By Stanley Magut
Sitatunga, a rare swamp-dwelling antelope is almost is being driven to extinction in Kenya because of encroachment of the last swamps where its found.
The Kenya Wildlife Service says the Sitatungas are now only found in Saiwa Swamp in Western Kenya, Lake Victoria and in Nandi County.
Kingwal Swamp in Nandi County is one of the last major natural habitats where the animals are still found.
However, more Sitatunga antelopes are found in Mutwot, Kapchumba, Kimondi, Kibabet and North Nandi forest wetland swamps in the region.
The county KWS chief warden Joel Kanda said Kenya has about 150 Sitatungas with most of them at Kingwal swamp.
"We cannot say there exact number at the moment but we estimate them to be about 150. This is a treasured rare species whose existence should be jealously enhanced through concerted conservation efforts that will increase their number," Kanda said.
Nandi County has now embarked on a programme to ensure that they protect the species in order to multiply them.
Sitatunga occur in tall and dense vegetation of perennial and seasonal swamps, marshy clearings within forests, riverine thickets, and mangrove swamps.
The county chief officer in charge of environment, lands and natural resources David Kosgey says a research and specific conservation strategy project will be launched soon.

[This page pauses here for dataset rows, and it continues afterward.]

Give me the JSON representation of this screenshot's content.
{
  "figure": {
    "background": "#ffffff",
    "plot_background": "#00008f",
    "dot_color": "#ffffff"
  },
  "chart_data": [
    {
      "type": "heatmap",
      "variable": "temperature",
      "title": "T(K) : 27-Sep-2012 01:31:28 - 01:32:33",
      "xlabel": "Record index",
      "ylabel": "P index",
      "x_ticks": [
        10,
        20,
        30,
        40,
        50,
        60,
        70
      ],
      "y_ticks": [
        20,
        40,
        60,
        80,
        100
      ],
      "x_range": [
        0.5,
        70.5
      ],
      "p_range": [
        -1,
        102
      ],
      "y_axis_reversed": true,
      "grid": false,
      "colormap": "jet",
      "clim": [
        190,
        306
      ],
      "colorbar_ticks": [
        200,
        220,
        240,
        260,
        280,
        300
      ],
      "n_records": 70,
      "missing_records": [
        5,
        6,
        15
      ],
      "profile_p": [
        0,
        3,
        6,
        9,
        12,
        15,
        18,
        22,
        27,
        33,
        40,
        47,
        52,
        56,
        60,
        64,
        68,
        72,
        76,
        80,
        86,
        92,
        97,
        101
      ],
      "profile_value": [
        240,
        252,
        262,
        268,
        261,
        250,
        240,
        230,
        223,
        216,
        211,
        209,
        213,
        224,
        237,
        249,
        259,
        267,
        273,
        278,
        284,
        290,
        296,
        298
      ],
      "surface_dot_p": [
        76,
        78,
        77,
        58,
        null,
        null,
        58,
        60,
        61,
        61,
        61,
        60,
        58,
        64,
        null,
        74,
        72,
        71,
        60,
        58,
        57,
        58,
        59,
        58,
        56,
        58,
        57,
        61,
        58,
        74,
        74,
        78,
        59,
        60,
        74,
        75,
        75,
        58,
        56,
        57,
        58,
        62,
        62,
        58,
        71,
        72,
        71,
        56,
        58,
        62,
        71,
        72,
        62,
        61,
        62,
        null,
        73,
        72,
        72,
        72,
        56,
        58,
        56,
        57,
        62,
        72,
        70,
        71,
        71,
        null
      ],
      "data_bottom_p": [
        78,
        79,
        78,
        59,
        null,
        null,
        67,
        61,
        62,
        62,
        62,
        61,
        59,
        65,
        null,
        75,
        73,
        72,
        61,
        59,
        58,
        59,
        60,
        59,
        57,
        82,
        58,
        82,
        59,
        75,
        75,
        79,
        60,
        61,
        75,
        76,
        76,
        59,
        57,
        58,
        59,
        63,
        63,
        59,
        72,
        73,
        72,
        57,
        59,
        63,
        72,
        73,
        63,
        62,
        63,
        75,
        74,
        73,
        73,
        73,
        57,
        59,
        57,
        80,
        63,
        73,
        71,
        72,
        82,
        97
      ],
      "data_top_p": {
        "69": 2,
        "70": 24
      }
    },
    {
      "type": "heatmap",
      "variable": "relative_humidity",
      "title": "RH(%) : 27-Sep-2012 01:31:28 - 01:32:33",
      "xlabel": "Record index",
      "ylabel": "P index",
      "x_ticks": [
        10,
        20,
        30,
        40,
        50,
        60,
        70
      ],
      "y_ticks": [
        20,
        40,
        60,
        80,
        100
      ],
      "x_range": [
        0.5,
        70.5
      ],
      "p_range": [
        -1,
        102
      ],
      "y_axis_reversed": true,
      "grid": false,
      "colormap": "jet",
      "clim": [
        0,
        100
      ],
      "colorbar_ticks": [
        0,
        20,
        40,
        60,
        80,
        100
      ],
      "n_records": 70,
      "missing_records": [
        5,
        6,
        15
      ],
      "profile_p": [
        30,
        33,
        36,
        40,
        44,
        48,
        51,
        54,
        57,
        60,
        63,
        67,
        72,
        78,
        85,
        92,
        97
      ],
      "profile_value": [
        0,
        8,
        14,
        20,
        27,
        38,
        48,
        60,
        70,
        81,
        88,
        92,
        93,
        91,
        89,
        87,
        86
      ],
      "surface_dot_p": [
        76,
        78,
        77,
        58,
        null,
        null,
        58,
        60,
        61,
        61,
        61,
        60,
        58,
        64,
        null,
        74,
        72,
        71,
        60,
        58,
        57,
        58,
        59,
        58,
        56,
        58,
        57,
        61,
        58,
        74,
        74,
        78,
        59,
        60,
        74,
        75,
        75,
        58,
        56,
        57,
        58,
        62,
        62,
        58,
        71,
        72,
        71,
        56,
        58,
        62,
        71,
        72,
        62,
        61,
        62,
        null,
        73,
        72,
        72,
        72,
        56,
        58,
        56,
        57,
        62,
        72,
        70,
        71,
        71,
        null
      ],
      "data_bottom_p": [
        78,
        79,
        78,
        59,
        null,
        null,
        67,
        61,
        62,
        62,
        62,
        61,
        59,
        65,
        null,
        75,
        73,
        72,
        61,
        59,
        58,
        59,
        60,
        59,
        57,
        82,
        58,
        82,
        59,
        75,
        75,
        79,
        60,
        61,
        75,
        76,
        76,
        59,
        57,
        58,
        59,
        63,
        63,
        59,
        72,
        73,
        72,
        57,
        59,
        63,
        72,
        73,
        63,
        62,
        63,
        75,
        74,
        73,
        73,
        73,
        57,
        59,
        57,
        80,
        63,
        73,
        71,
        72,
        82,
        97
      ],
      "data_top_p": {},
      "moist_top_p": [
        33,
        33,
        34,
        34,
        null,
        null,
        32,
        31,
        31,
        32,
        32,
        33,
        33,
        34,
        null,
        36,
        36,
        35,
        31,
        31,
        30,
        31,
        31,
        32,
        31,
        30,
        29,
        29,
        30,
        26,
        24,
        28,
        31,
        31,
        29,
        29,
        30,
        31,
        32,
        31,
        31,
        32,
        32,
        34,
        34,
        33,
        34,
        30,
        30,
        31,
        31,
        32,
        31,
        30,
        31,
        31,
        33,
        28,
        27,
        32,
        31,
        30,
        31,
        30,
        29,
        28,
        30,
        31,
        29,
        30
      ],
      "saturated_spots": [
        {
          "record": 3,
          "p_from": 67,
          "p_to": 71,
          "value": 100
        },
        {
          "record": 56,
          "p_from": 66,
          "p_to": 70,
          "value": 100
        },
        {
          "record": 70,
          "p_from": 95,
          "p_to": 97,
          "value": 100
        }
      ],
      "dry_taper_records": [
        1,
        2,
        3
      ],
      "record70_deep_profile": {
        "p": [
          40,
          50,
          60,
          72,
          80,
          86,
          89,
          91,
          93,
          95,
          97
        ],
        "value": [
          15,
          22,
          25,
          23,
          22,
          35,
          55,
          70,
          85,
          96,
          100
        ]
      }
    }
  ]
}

"There is a strategic plan on the conservation of the sitatunga species waiting launching and once we launched, we will be able to carry out a research on this type of animal," Kosgey said.
The research will focus on the specific behaviour, habitat among other things about the species in order to understand and able to conserve it.
"It is through such study that will guide us on how to conserve the animal after first understanding it so that we can employ certain specific measures which will bore fruits," Kosgey said.
Dr John Chumo, the county executive in charge of environment, said the local community will be involved in the study which will be carried by National Environmental Management Authority, KWS and the county government.
"Members of the public will actually be engaged in the project in order for them to be able to understand the importance of saving the species," Chumo said.
"Once they are sensitised they will feel part of it and human encroachment as one of the threats to its existence will be curbed since we will jointly ensure that the animal grows in number," Chumo added.
Loss of habitat is actually the main threat to Sitatunga. The ever-increasing loss of wetlands has cut off former routes of dispersal and many populations are becoming isolated. Sitatunga are vulnerable to long-term changes in water level because it alters vegetation structure.
Kingwal Swamp is among the few remaining natural habitats in the world which harbours the species and Chumo said the county is sitting on a goldmine.
"The resources are there and we will mobilise them in a bid to conserve the species," he said.
"People around here have realised that the animal is rare in the world and are beginning to appreciate it and that is why it is increasing each year. They normally tell us that they see them with their young ones," KWS's Kanda says.
Kanda also said the male species have been fighting for territories and have been seen moving further the swamp to establish new territories.
He says the community has accepted the Kingwal Swamp as a conservation area for the marshland antelope, also known as marshbuck.
"Residents here have agreed not to encroach the area since they have regarded it as a conservation area to enable the animals to reproduce and multiply," he adds.
The local community has even elected their own officials to oversee and make sure that no one interferes with the species habitat and their breeding.
Kanda says this has been very fruitful and KWS has been assisting them on conservation strategies.
"It was a positive move for them to think of such an idea of electing their own officials and we have been guiding them and providing strategies on how to conserve the species," Kanda says.
John Kipchumba, who lives near the Kingwal swamp, said the Sitatungas come out the swamp around evening. He has been telling other locals residents not to kill them.
"It is source of our pride and we have been sensitising the residents not to kill them whenever they come out. It will be a fruitful idea if the stakeholders are planning to work together in conserving the species," he said.
Kipchumba says the community will work together with Nema and KWS to map the wetland in the area to the boundaries and fence the swamp.
However, the county government says it does not have enough money to put up an electric fence.
Encroachment of wetland by the community is another bottleneck.
"When the wetlands tend to shrink, the animal may run away or perish due to unfavorable habitat. They need an expansive area where human activities will not interfere with their breeding," Kanda said.
He also cites climate change as a threat saying the drying of rivers and swamps may affect the habitat.
"Climate change is real though not experienced here. But we must conserve the environment since their growth depends on several environmental factors," Kanda said.
Chumo says the conservation strategy will ensure the Sitatunga population increases.
He said this also will enable the county to practise eco-tourism as a source of revenue.
"When we fence and conserve their habitat, they will increase in number and we will receive more local tourists who pay a fee to view the animals and enjoy other activities within the conservancy," Chumo said.
It will also ensure that human-animal conflict is managed and there will be no sneaking of the animal or residents trespassing.